Que se passe-t-il, au juste ?
Exonérés de contribution assise sur une évaluation juste de leurs revenus et de leur patrimoine calculée sur des bases d’égalité fiscale recommandée dans une véritable démocratie républicaine à la française fière de sa devise largement vantée dans le monde, quelques richissimes citoyens proposent dans un mouvement spontané de patriotisme (soufflé à l’oreille par l’un de leurs complices états-uniens) de… payer des impôts !
Ils se sont enfin aperçus, semble-t-il, que les bas revenus paient leur tribut à l’Etat, que les moyens revenus passent à une caisse spécialiste du racket institutionnel, et qu’ils ne sont que des satellites lointains de ce système, qu’ils sont exclus de notre vraie vie sociale, exclus donc de la Nation profonde et fraternelle. Et ils en sont malheureux ! Et ils en souffrent !
Par obligation morale et souci d’humanité, nous devons donc les accepter dans notre communauté des exploités de tout poil.
Courage, amies et amis, accueillons à bras ouverts ces citoyens que notre Etat a si longtemps… oubliés, voire méprisés !

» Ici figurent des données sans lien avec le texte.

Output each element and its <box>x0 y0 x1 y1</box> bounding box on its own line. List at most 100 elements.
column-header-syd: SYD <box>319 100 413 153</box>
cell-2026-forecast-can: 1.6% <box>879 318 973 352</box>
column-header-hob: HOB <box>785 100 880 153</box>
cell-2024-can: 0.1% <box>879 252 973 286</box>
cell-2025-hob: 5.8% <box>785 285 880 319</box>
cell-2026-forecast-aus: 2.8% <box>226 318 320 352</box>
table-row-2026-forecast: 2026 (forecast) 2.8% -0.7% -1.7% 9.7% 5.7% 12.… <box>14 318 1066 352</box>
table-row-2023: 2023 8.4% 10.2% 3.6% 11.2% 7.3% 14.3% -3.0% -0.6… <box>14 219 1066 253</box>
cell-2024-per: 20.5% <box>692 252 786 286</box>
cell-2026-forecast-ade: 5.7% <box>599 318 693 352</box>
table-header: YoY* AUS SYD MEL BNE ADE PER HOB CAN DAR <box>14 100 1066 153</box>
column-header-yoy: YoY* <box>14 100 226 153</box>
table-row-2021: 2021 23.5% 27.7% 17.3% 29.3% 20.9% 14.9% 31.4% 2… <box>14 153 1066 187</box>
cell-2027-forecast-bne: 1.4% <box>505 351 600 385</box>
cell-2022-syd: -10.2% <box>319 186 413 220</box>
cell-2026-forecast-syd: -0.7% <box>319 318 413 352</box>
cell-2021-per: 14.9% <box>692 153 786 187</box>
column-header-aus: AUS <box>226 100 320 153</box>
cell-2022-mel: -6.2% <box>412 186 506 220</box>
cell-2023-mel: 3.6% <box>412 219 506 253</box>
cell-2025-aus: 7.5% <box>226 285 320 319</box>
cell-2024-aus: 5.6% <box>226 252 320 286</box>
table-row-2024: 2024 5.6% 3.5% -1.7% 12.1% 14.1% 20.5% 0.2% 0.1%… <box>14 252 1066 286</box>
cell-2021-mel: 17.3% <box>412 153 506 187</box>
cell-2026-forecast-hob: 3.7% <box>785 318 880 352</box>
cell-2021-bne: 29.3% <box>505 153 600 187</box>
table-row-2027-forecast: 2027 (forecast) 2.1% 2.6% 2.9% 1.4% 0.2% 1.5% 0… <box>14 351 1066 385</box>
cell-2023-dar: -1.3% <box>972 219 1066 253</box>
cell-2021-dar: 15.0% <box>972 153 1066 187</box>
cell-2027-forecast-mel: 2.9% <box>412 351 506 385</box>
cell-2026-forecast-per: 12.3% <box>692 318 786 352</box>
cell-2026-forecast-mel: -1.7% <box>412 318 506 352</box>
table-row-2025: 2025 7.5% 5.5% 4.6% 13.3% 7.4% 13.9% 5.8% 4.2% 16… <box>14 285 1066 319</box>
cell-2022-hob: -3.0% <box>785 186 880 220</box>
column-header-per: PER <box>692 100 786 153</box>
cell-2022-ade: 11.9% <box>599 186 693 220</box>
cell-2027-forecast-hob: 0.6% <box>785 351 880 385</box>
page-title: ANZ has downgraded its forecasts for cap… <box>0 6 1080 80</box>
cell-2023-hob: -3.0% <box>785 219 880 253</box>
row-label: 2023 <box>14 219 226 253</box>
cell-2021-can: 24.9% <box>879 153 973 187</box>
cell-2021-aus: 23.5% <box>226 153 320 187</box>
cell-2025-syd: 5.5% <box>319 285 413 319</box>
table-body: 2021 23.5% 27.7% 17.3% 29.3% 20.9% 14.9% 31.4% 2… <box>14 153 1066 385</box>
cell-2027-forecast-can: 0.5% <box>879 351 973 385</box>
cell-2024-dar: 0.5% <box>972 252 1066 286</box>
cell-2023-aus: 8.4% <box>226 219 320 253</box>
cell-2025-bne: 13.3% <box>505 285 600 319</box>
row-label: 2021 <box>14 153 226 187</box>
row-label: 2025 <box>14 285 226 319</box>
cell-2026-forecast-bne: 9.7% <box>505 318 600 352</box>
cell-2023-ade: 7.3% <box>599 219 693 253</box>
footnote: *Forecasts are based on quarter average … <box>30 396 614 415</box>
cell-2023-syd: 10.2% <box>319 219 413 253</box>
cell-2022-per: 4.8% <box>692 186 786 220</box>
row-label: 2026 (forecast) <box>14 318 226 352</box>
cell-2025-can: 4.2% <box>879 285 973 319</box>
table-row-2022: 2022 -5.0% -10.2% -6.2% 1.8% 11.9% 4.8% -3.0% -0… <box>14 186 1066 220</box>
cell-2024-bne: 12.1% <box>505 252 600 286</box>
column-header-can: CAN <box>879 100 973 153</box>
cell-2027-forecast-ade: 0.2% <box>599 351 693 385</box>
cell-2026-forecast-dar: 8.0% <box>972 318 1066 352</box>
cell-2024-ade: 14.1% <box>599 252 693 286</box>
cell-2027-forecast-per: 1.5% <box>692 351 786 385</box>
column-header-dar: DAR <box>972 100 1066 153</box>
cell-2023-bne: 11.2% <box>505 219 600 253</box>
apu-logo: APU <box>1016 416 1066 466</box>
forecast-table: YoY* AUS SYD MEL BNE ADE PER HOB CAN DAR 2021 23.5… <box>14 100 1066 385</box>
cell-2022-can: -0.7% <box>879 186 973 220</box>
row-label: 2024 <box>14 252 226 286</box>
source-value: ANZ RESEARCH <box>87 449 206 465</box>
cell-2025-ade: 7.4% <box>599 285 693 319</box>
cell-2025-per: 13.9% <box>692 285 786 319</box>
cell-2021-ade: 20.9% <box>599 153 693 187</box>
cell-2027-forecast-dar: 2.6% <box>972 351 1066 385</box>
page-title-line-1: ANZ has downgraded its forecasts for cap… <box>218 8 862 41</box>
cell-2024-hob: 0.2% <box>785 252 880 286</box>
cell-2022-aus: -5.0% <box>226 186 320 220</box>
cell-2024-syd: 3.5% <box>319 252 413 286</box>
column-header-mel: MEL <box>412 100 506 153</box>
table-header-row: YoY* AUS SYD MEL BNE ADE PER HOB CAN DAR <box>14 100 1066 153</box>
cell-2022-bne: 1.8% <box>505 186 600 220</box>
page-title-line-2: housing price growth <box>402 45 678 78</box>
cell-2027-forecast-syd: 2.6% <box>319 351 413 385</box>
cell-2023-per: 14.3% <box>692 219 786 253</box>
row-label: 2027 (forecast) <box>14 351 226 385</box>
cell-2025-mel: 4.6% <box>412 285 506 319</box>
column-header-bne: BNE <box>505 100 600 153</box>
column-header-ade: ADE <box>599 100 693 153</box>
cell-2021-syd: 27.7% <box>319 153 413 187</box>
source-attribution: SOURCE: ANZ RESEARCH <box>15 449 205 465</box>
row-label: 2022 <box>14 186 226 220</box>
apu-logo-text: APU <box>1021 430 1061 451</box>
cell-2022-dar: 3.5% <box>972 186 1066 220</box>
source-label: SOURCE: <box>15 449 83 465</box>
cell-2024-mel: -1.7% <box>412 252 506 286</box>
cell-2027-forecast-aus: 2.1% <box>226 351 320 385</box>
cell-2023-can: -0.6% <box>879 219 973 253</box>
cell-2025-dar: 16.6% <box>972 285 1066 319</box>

Mais attention : ne les contraignons pas à vivre comme nous ! Trop fragilisés qu’ils sont par leur détresse d’êtres trop longtemps rejetés, ils ne le supporteraient pas. Acceptons seulement ce qu’ils veulent bien donner à la collectivité, et rendons-leur au centuple leurs bienfaits (en considération, émotion citoyenne, et -surtout- bulletins de vote dans les urnes prochaines.)
Qu’en est-il de la réalité ?
Depuis de bien longues années, ces « bienfaiteurs de l’humanité » font trimer des serfs, délocalisent, spéculent, s’abouchent avec les ministères et leurs occupants, prennent le petit déjeuner dans les palais nationaux (quels qu’en soient leurs locataires), volent dans le flambant neuf avion présidentiel pour des expéditions et dîners d’ « affaires » lointains, se partagent à Marrakech (toutes couleurs confondues) les cascades de thé à la menthe (aphrodisiaque !) et les bons parfums des étals d’épices, amusent le peuple dans des émissions flatteuses, concentrent leurs avoirs, « dégraissent » leurs équipes, spolient les personnels, jouent en Bourse, licencient d’un coup de stylo magique depuis un exil doré de l’île Maurice, ou une somptueuse mais discrète villa de Saint-Trop’…
Depuis longtemps, non seulement, ils ne paient pas d’impôts (ou si peu en proportion de leur fortune !), mais, en plus, l’Etat leur redistribue l’argent tiré des poches des plus pauvres -ou des moins fortunés- (souvenons les 30 millions d’euros offerts à Madame Bettencourt, les plus de 200 millions d’euros offerts à Monsieur Tapie, des concerts de 14 juillet organisés par la Présidence pour distraire la foule, chantés par des artistes dont le cachet -sur fonds publics- file aussitôt… aux Etat-Unis ! et de tous les autres cas si honteux de leur misère et si soucieux de leur dignité qu’ils ont demandé aux feuilles et antennes de ne pas parler d’eux !).
Depuis longtemps, ils se moquent comme d’une guigne de l’état de toutes les finances, y compris publiques, sauf… des leurs !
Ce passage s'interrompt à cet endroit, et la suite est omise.